Es ist so viel passiert zwischen uns und wir haben uns beide so verändert. und doch, wenn ich deine Hand nehme und sie streichle, fühlt es sich so an als wäre alles noch gleich.
ich möchte eigentlich nur, dass du mir sagst, wie stolz du auf mich bist und dass du mich liebst und immer hinter mir stehst.
bestimmt tust du es, aber ich wünsche mir nichts sehnlicher, als es aus deinem Mund zu hören.
du sagtest zu mir, dass du mich verstehst und sagtest es sei das Richtige, dass ich ausgezogen bin.
ich habe keine Angst mehr vor dir, wie ich es vor einigen Monaten noch hatte.

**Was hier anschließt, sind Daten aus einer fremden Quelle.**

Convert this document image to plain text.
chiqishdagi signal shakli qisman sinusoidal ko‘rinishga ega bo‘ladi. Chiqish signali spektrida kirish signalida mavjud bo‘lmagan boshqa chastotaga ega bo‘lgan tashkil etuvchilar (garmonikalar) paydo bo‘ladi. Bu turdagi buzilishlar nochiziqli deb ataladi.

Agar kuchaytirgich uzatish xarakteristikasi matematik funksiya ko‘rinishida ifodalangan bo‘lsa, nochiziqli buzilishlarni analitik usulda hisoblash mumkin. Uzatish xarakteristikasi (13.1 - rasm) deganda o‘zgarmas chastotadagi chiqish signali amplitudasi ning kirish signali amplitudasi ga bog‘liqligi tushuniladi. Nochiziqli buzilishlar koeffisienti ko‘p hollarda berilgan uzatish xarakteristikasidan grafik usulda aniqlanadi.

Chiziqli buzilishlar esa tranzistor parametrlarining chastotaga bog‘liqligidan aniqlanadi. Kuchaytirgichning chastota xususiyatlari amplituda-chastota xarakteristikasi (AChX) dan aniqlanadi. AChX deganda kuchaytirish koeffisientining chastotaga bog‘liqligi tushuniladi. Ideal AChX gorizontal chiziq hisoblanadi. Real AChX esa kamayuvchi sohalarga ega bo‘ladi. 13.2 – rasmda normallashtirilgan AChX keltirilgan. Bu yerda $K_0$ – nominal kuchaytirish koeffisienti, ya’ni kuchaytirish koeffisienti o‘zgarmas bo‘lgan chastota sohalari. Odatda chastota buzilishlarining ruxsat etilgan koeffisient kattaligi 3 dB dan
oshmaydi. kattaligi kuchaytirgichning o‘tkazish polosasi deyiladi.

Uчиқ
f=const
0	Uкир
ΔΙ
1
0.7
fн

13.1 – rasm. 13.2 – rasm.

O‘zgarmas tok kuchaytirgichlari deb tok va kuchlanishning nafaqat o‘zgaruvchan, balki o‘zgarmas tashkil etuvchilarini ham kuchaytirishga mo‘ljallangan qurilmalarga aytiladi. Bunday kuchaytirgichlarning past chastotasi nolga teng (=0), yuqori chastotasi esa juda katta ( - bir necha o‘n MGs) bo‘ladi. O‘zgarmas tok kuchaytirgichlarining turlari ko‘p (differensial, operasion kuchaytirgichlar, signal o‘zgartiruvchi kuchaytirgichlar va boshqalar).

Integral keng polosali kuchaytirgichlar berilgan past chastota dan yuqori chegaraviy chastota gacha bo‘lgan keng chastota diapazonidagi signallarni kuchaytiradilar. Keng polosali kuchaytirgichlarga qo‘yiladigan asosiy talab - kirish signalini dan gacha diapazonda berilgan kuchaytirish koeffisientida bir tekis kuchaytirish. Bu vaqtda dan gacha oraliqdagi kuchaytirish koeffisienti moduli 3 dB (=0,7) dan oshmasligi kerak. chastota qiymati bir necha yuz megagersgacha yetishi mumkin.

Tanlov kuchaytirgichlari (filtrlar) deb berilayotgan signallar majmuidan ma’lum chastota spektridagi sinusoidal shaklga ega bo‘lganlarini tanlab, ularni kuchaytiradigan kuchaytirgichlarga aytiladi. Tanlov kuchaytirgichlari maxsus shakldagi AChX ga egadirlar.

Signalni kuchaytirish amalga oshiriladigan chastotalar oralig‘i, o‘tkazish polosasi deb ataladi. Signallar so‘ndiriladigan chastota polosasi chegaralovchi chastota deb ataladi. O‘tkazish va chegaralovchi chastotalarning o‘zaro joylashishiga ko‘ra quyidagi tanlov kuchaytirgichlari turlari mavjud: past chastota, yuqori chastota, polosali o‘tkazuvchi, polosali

ich habe keine solche Angst mehr vor deinen Tränen und deinen Schmerz wie vor einem Jahr. Und dennoch kann ich nicht sagen, dass ich nicht jedes Mal meine Tränen unterdrücken muss, sobald du anfängst zu weinen oder wir getrennte Wege nach Hause gehen.
Manchmal denke ich mir, dass ich mir wünschte, das alles wäre niemals passiert und wir würden noch zusammenleben und unseren Alltag miteinander teilen.
doch eine andere Stimme sagt mir, dass es wirklich der einzig richtige Weg war. besonders wenn ich sehe, wie sich die Dinge entwickelt haben.
mein großer Bruder lernt jetzt endlich, sich um sein Leben zu kümmern. vielleicht mehr schlecht als recht in deinen Augen, aber er tut wenigstens irgendetwas, anstatt mir andauernd nachzulaufen und damit beschäftigt zu sein, mich zu schützen und zu kontrollieren.
auch mein kleiner Bruder lernt jetzt seinen eigenen Weg zu gehen.
und ja, es bricht mir mein Herz und bringt mich zu weinen, je mehr ich merke, dass er nicht mehr der ist, der vor einem Jahr noch vor mir stand und dass wir uns auch auseinander entwickeln, doch ist das nicht gut für ihn? Dass er jetzt viel freiere Entscheidungen trifft und erwachsen wird mit all den Fehlern, die man begehen muss und all diesen verzwickten wegen, die er gehen muss?
ich träume davon, dass wir in einigen Monaten noch engeren Kontakt haben, auch wenn wir dann nicht mehr in einer Stadt leben. auch wenn uns einige Kilometer und Stunden voneinander trennen.
ja, das alles mach mir so große Angst, dass ich mich manchmal frage, ob ich das wirklich schaffen kann.
mein Therapeut sagte mir, dass ich die erste in der Familie´bin, die diesen Weg gehen wird ohne wieder kehrt zu machen und zurück in deine Arme zu laufen.
Ich verurteile meine große Schwester für diesen Schritt absolut nicht, Hätte ich in dem letzten Jahr schon angefangen zu studieren mit dem Umzug und der Trennung von dir und der gesamten Familie... ich wüsste nicht, wie mein Studium gelaufen wäre. ob ich nicht auch alles hingeschmissen hätte.
es war gut, dass ich in der Zeit wenigsten beruflich auf dem einfach Weg war und "nur einen Firmenjob" hatte, der mir finanzielle Sicherheit gab und immer noch gibt. es war einfacher, dass meine Arbeit so simpel war, sodass ich nicht auch dort überfordert und gestresst wurde.

ich träume davon, dass wir wieder eine Familie werden. eine ganz andere Art von türkischer Familie. aber anders heißt nicht schlechter und ich wünsche mir so sehr, dass du das auch irgendwann so sehen kannst.